LKofa National Wildlife Refuge
Western Arizona


The tortured landscape of this mountain range rises abruptly from the desert floor in a series of sheer cliff faces, towering rock spires and deep cut canyons.
The observing site is located within the Kofa National Wildlife Refuge, a 664,300 acre preserve established in 1939 by the US Fish and Wildlife Service.
Its unique bio-habitat is home to the only native palm trees found in Arizona as well as a thriving population of nearly 800 bighorn sheep. Many notable mines
were established in this area in the early 1900’s, the most famous being the “King of Arizona Mine”. The name of the mountain range and the wildlife
refuge, Kofa, is a contracted version of “King of Arizona”.



Signed entry into the Kofa National Wildlife Refuge. Because it is a federally mandated and regulated region, numerous public use regulations
are in effect for visitors. Off-road vehicle traffic is prohibited and camping is restricted to 14 days at any site. A Public Regulations brochure listing
the "Do's and Don’ts" is available at most unmanned entry stations like the one shown above. Penalties for violations are quite stiff.
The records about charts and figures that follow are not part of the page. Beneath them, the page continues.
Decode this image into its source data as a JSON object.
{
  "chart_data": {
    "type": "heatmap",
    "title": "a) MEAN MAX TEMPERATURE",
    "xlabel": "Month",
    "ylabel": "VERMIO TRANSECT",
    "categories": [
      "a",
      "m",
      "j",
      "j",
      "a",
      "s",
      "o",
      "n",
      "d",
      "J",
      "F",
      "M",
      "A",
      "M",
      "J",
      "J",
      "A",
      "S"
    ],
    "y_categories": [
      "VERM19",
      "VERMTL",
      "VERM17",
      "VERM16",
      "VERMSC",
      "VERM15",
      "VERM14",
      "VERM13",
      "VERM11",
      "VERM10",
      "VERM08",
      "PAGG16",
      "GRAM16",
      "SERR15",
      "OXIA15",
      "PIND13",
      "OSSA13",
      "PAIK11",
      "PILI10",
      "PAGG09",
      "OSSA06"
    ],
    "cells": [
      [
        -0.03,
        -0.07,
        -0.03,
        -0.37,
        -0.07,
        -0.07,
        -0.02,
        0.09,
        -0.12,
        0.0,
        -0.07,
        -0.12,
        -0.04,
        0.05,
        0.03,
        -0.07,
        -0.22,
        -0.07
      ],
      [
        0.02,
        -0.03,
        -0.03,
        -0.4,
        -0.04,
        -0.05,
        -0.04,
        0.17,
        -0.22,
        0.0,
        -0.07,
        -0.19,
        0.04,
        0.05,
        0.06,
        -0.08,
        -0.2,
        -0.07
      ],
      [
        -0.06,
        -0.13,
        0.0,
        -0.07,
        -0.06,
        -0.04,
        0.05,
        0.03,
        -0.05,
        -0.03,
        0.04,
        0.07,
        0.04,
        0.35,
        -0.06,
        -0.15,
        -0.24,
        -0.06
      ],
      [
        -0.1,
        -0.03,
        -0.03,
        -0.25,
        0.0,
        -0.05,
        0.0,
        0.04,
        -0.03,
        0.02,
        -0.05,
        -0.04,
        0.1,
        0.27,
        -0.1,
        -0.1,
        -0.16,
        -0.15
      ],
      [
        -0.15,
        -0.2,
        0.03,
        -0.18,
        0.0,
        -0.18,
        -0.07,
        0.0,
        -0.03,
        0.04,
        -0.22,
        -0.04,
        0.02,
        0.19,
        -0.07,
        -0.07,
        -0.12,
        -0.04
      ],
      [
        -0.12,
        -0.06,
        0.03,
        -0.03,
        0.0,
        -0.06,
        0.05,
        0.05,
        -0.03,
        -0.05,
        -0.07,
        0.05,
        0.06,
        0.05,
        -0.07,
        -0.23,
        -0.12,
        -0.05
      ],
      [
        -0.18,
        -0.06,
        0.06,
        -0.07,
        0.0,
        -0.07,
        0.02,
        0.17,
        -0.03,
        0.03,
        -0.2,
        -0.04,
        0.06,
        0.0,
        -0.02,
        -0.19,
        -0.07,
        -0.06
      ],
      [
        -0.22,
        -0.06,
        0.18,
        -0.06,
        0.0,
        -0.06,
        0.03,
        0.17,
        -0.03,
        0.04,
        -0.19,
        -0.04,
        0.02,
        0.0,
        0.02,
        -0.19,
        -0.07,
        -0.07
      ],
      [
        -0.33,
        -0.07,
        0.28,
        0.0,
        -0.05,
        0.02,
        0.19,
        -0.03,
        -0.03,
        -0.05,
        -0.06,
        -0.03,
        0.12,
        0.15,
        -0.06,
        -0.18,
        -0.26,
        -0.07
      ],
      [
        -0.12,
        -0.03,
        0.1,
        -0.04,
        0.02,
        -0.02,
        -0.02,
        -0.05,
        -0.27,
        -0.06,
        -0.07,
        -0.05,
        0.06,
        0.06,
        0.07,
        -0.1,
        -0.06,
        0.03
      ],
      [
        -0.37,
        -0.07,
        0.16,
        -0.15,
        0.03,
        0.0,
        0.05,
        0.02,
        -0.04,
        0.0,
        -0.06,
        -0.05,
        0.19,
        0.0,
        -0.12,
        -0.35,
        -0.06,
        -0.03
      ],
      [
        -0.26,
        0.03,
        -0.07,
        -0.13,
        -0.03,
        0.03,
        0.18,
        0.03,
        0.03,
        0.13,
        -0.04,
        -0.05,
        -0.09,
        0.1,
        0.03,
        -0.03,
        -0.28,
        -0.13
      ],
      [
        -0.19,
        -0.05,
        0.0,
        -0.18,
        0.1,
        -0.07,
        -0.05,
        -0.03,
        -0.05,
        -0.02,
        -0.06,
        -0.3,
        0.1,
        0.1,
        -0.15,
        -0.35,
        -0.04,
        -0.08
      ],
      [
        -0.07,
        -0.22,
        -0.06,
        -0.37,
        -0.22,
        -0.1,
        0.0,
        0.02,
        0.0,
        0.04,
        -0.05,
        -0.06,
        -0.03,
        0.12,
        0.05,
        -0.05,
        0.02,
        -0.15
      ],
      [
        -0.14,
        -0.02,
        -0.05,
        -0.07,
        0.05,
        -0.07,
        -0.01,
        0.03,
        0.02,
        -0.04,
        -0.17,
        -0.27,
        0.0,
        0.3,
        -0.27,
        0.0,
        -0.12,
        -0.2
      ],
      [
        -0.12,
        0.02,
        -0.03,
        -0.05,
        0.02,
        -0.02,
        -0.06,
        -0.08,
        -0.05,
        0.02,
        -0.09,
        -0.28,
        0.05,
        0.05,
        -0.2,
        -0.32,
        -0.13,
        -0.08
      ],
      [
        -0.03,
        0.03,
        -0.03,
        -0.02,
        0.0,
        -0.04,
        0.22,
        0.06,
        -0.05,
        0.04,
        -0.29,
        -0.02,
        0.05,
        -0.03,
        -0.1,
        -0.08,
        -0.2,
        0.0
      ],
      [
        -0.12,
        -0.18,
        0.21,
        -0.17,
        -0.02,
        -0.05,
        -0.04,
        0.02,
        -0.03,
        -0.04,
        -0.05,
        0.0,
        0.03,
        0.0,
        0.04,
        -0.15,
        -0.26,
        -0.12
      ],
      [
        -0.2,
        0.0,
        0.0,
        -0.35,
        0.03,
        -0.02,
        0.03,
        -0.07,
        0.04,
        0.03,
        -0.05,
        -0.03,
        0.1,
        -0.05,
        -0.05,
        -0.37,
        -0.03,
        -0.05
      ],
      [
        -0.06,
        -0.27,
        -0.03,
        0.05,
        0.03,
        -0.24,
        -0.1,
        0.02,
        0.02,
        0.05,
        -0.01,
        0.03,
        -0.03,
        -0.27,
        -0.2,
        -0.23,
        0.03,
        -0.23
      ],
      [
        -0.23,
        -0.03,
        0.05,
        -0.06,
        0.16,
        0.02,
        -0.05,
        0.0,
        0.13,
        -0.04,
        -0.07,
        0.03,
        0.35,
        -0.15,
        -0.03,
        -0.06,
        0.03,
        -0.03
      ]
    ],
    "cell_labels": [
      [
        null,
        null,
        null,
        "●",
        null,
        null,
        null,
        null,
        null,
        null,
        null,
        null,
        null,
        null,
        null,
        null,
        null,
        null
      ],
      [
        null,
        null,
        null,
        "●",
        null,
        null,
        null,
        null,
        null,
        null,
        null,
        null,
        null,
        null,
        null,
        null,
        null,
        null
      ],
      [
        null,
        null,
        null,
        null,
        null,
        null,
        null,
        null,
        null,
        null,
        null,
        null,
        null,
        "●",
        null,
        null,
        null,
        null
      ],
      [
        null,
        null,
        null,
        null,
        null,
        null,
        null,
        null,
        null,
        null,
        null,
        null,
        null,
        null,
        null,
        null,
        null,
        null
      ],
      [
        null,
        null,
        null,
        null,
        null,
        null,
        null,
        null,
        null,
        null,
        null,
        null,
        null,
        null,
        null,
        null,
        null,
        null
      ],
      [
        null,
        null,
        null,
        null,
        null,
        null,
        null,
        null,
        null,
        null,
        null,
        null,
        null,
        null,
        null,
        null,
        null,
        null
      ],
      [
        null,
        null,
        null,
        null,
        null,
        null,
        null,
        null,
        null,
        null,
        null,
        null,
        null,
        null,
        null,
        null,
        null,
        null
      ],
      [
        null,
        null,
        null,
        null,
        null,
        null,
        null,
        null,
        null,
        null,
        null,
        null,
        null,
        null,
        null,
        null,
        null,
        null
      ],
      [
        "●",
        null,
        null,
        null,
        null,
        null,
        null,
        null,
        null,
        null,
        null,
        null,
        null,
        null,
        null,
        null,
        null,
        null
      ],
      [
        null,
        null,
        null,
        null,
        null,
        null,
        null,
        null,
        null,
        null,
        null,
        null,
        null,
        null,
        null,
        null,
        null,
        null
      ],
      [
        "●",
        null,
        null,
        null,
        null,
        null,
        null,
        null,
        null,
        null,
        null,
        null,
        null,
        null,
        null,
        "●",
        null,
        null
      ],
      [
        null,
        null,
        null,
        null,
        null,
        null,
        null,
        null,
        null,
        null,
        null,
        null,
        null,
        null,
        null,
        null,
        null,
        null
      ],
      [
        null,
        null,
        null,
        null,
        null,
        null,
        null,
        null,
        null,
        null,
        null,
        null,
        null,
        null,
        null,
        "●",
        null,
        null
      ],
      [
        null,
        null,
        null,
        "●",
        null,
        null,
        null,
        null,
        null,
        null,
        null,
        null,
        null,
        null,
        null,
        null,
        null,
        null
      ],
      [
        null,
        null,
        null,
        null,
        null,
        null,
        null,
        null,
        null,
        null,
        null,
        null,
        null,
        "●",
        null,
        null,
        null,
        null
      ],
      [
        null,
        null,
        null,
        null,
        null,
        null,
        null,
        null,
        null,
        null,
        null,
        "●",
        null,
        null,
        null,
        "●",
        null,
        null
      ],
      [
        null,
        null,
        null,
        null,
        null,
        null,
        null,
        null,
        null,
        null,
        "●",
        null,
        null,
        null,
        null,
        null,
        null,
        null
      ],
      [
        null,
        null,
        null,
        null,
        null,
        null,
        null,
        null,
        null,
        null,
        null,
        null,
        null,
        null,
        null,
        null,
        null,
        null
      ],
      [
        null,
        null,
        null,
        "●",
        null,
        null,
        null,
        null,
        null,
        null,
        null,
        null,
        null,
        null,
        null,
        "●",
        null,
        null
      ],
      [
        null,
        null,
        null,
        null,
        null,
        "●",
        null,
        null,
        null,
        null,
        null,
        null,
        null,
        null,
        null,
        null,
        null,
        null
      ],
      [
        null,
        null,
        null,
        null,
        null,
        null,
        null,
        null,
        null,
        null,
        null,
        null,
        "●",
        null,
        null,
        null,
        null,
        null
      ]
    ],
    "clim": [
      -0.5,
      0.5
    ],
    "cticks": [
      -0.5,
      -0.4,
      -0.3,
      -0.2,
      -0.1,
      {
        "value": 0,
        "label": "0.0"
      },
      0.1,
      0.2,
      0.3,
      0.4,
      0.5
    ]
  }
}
Arizona is known for its gorgeous sunsets. This particular one was captured with my Canon 5D and a 70-200mm f/2.8L IS AF zoom
lens on October 13, 2007. Illumination of the foreground was accomplished with a Canon Speedlite 580EX flash.
The Moon is but a thin sliver in the above image at a mere 7.49% phase.


After nightfall all sorts of creatures emerge from their underground dens. This tarantula was found passing near my campsite about an hour after dark.
In the desert it's always a good idea to carry a flashlight with you when walking around at night so as to avoid stepping on the critters.